I’ve always been fascinated by animals, and wildlife in particular. I watch David Attenborough’s many nature series with relish. And animals have always had a special place in my personal life. I respect their intelligence, their special sensitivities, and their unique consciousness. In my paintings, I try to portray a sense of how an animal might be perceiving, thinking and feeling, to reflect or highlight what I see as that animal’s personality. Having emigrated to Canada from the UK a few years ago, I am struck by the incredible variety of wildlife that abounds here, and in particular by the presence of large and powerful predators.

My Design Strategy
I felt incredible respect for the assured strength and power of this amazing creature—his sheer size, let alone that stare of potential menace.
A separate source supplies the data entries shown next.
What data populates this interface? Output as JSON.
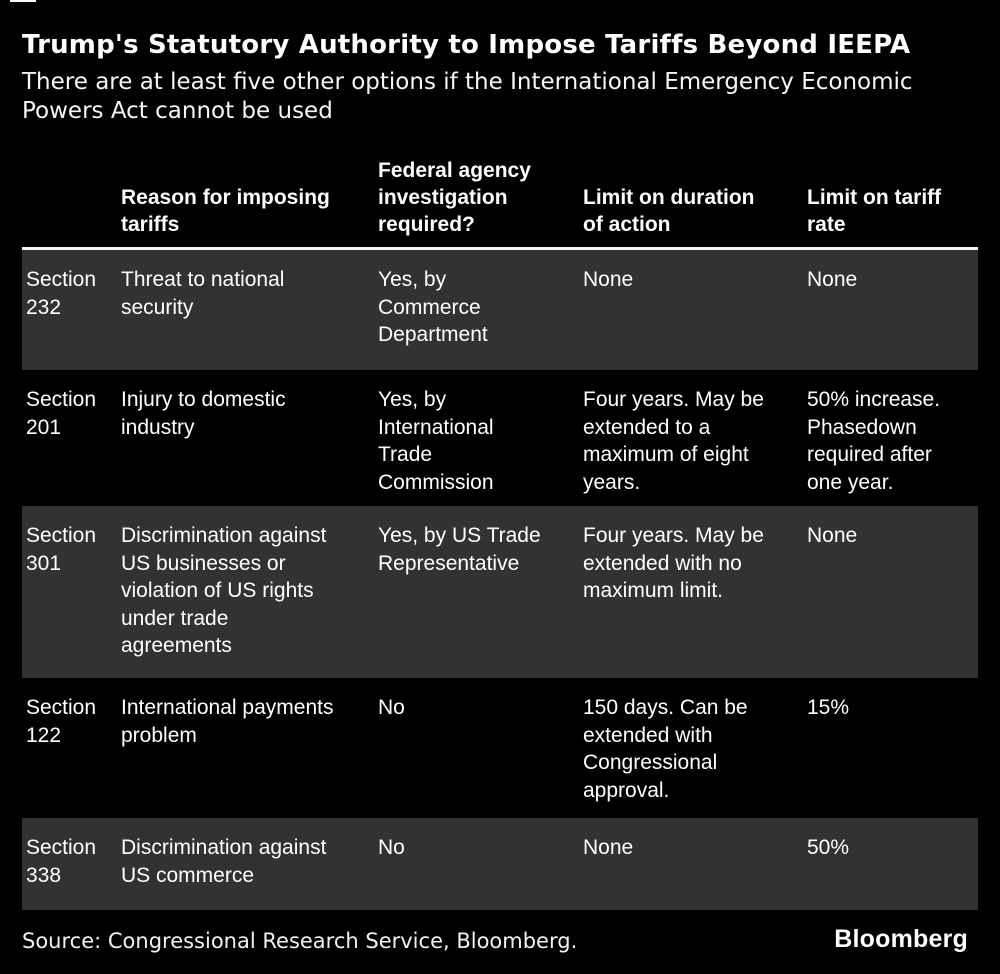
{
  "accent_colors": {
    "background": "#000000",
    "shaded_row": "#323232",
    "text": "#ffffff",
    "header_rule": "#f5f5f5"
  },
  "header": {
    "title": "Trump's Statutory Authority to Impose Tariffs Beyond IEEPA",
    "subtitle": "There are at least five other options if the International Emergency Economic\nPowers Act cannot be used"
  },
  "table": {
    "headers": {
      "section": "",
      "reason": "Reason for imposing\ntariffs",
      "investigation": "Federal agency\ninvestigation\nrequired?",
      "duration": "Limit on duration\nof action",
      "rate": "Limit on tariff\nrate"
    },
    "rows": [
      {
        "cells": [
          "Section\n232",
          "Threat to national\nsecurity",
          "Yes, by\nCommerce\nDepartment",
          "None",
          "None"
        ]
      },
      {
        "cells": [
          "Section\n201",
          "Injury to domestic\nindustry",
          "Yes, by\nInternational\nTrade\nCommission",
          "Four years. May be\nextended to a\nmaximum of eight\nyears.",
          "50% increase.\nPhasedown\nrequired after\none year."
        ]
      },
      {
        "cells": [
          "Section\n301",
          "Discrimination against\nUS businesses or\nviolation of US rights\nunder trade\nagreements",
          "Yes, by US Trade\nRepresentative",
          "Four years. May be\nextended with no\nmaximum limit.",
          "None"
        ]
      },
      {
        "cells": [
          "Section\n122",
          "International payments\nproblem",
          "No",
          "150 days. Can be\nextended with\nCongressional\napproval.",
          "15%"
        ]
      },
      {
        "cells": [
          "Section\n338",
          "Discrimination against\nUS commerce",
          "No",
          "None",
          "50%"
        ]
      }
    ]
  },
  "footer": {
    "source": "Source: Congressional Research Service, Bloomberg.",
    "logo": "Bloomberg"
  },
  "chart_data": {
    "type": "table",
    "title": "Trump's Statutory Authority to Impose Tariffs Beyond IEEPA",
    "subtitle": "There are at least five other options if the International Emergency Economic Powers Act cannot be used",
    "columns": [
      "",
      "Reason for imposing tariffs",
      "Federal agency investigation required?",
      "Limit on duration of action",
      "Limit on tariff rate"
    ],
    "rows": [
      [
        "Section 232",
        "Threat to national security",
        "Yes, by Commerce Department",
        "None",
        "None"
      ],
      [
        "Section 201",
        "Injury to domestic industry",
        "Yes, by International Trade Commission",
        "Four years. May be extended to a maximum of eight years.",
        "50% increase. Phasedown required after one year."
      ],
      [
        "Section 301",
        "Discrimination against US businesses or violation of US rights under trade agreements",
        "Yes, by US Trade Representative",
        "Four years. May be extended with no maximum limit.",
        "None"
      ],
      [
        "Section 122",
        "International payments problem",
        "No",
        "150 days. Can be extended with Congressional approval.",
        "15%"
      ],
      [
        "Section 338",
        "Discrimination against US commerce",
        "No",
        "None",
        "50%"
      ]
    ],
    "source": "Congressional Research Service, Bloomberg",
    "layout": {
      "shaded_rows": [
        0,
        2,
        4
      ],
      "header_rule": true,
      "grid": "off"
    }
  }
}
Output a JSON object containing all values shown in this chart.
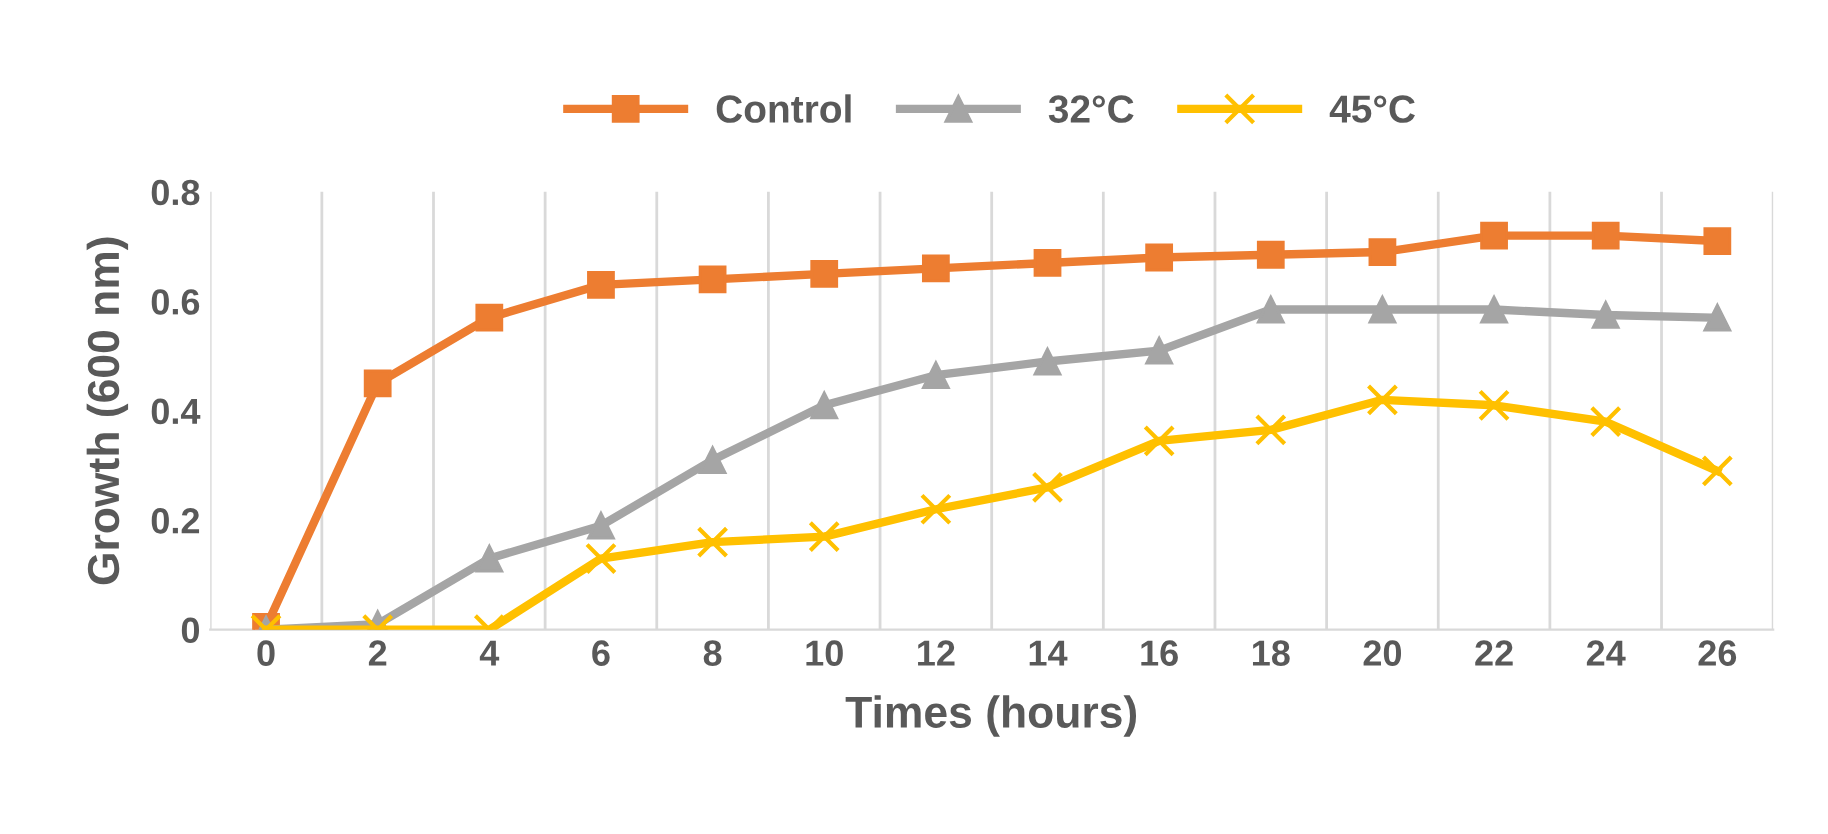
{
  "chart_data": {
    "type": "line",
    "xlabel": "Times (hours)",
    "ylabel": "Growth (600 nm)",
    "categories": [
      "0",
      "2",
      "4",
      "6",
      "8",
      "10",
      "12",
      "14",
      "16",
      "18",
      "20",
      "22",
      "24",
      "26"
    ],
    "series": [
      {
        "name": "Control",
        "color": "#ed7d31",
        "marker": "square",
        "values": [
          0.005,
          0.45,
          0.57,
          0.63,
          0.64,
          0.65,
          0.66,
          0.67,
          0.68,
          0.685,
          0.69,
          0.72,
          0.72,
          0.71
        ]
      },
      {
        "name": "32°C",
        "color": "#a5a5a5",
        "marker": "triangle",
        "values": [
          0,
          0.01,
          0.13,
          0.19,
          0.31,
          0.41,
          0.465,
          0.49,
          0.51,
          0.585,
          0.585,
          0.585,
          0.575,
          0.57
        ]
      },
      {
        "name": "45°C",
        "color": "#ffc000",
        "marker": "cross",
        "values": [
          0,
          0,
          0,
          0.13,
          0.16,
          0.17,
          0.22,
          0.26,
          0.345,
          0.365,
          0.42,
          0.41,
          0.38,
          0.29
        ]
      }
    ],
    "ylim": [
      0,
      0.8
    ],
    "yticks": [
      {
        "value": 0,
        "label": "0"
      },
      0.2,
      0.4,
      0.6,
      0.8
    ],
    "grid": "x",
    "legend": "top",
    "line_style": "solid"
  }
}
I liked the simple solidity of the triangular shape sitting within a rectangular canvas. I wanted him to dominate the canvas, but with enough his surroundings to show where he belongs, firmly on the earth. The sky, painted with broad strokes, gives a sense of the immense wilderness that is his home, as well as how open he is to all the elements. With a piercing stare, his eyes fix firmly on the viewer, from whom he demands respect, awe, and maybe even fear.

My Working Process
I don’t go through any set process. I like to take risks and to leave some things to chance. This is my creative process— between the deliberate intent and the unconscious response. I began with big, broad sky strokes, drew in the form and features, then blocked in the main areas with an underpainting, approximating the colours and values of the “hidden” fur. The claws are also deliberately prominent. The eyes are the first detail to be painted in, as this establishes the character of the animal and helps me to connect with and portray him. I like to balance abstract and detail, which is why this painting becomes more abstract as it moves away from the focus of the face and claws.